Tuesday, October 18, 2016

Review: Something Wicked This Way Comes by Ray Bradbury

Something Wicked This Way ComesSomething Wicked This Way Comes by Ray Bradbury
My rating: 5 of 5 stars

I reread this book for my book club, as it was this month's very apt pick. I first read it when I was a freshman in high school, so I remembered only the most distinct images and themes. It was a pleasure to reread as an adult.

On a dark night in October, at precisely 3 AM, the carnival comes to Green Town, Illinois. Two boys, Will Halloway and Jim Nightshade, watch its magical arrival, but find the next day that it looks as ordinary as any traveling show, but for the mirror maze. The boys return at night to find it's as sinister as they remember, to Will's horror and Jim's delight. They enlist Will's father, Charles Halloway, to help them escape its clutches. Halloway has to confront his own mortality, which, at 54, he feels nipping at his heels.

It's a quick read. The mystery draws you in swiftly, and the chapters are short. It's easy to keep turning pages, thinking, one more chapter, until there's nothing left. The language can get bogged down in places, but it still rolls along at a nice clip.
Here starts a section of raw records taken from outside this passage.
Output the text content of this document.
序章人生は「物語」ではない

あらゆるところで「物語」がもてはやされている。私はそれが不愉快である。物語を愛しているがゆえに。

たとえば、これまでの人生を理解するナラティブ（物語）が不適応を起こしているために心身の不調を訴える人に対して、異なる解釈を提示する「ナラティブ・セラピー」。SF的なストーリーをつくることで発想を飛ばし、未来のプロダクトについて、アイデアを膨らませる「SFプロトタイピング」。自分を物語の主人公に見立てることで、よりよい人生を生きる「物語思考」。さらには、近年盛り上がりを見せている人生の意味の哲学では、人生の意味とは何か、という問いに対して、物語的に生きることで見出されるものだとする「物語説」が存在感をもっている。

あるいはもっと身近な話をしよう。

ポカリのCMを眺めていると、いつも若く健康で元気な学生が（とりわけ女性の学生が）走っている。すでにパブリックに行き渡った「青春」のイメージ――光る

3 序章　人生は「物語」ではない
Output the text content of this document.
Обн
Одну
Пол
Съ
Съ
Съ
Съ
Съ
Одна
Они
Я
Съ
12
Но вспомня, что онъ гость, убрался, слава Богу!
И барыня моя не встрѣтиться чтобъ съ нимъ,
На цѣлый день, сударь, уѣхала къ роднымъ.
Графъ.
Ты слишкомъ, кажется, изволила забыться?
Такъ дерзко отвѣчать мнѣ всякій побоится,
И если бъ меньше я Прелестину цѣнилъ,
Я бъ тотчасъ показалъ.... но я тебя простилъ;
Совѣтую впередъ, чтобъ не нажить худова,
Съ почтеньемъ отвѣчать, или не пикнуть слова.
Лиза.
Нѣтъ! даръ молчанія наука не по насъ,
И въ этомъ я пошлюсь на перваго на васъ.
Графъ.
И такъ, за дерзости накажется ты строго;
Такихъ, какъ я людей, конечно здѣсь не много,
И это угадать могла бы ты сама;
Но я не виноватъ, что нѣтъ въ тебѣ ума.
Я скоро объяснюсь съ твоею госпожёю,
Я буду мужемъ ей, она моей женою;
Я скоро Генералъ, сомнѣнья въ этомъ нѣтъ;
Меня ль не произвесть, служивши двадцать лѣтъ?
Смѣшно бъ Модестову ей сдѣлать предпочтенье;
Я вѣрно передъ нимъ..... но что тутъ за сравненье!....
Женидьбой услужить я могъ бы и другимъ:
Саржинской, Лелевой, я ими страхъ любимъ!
Bradbury needn't have waxed so poetic about libraries and their contents, for instance, but that might be my favorite passage in the whole book.

Though the story is told mostly from the boys' perspective, Halloway is the true hero of the story. He's the one who finds the antidote to the fear the carnival sows, who gives Will the answer for saving his friend. The fears the carnival inspires are most horrific to Halloway, who has to overcome the most to confront them.

The book will resonate most with older readers, but can still be enjoyed by younger ones as a chilling tale. There's a lot of depth and subtlety that would be lost on too young a reader, and it may be too scary for some.

Something Wicked This Way Comes was adapted into a movie by Disney, back in their creepy as heck phase in the 80's, between The Watcher in the Woods and Return to Oz. I'll have to rewatch it, to see if it holds up half as well as the book to my childhood experience.

I'll just make sure I watch it during the day, in case it does.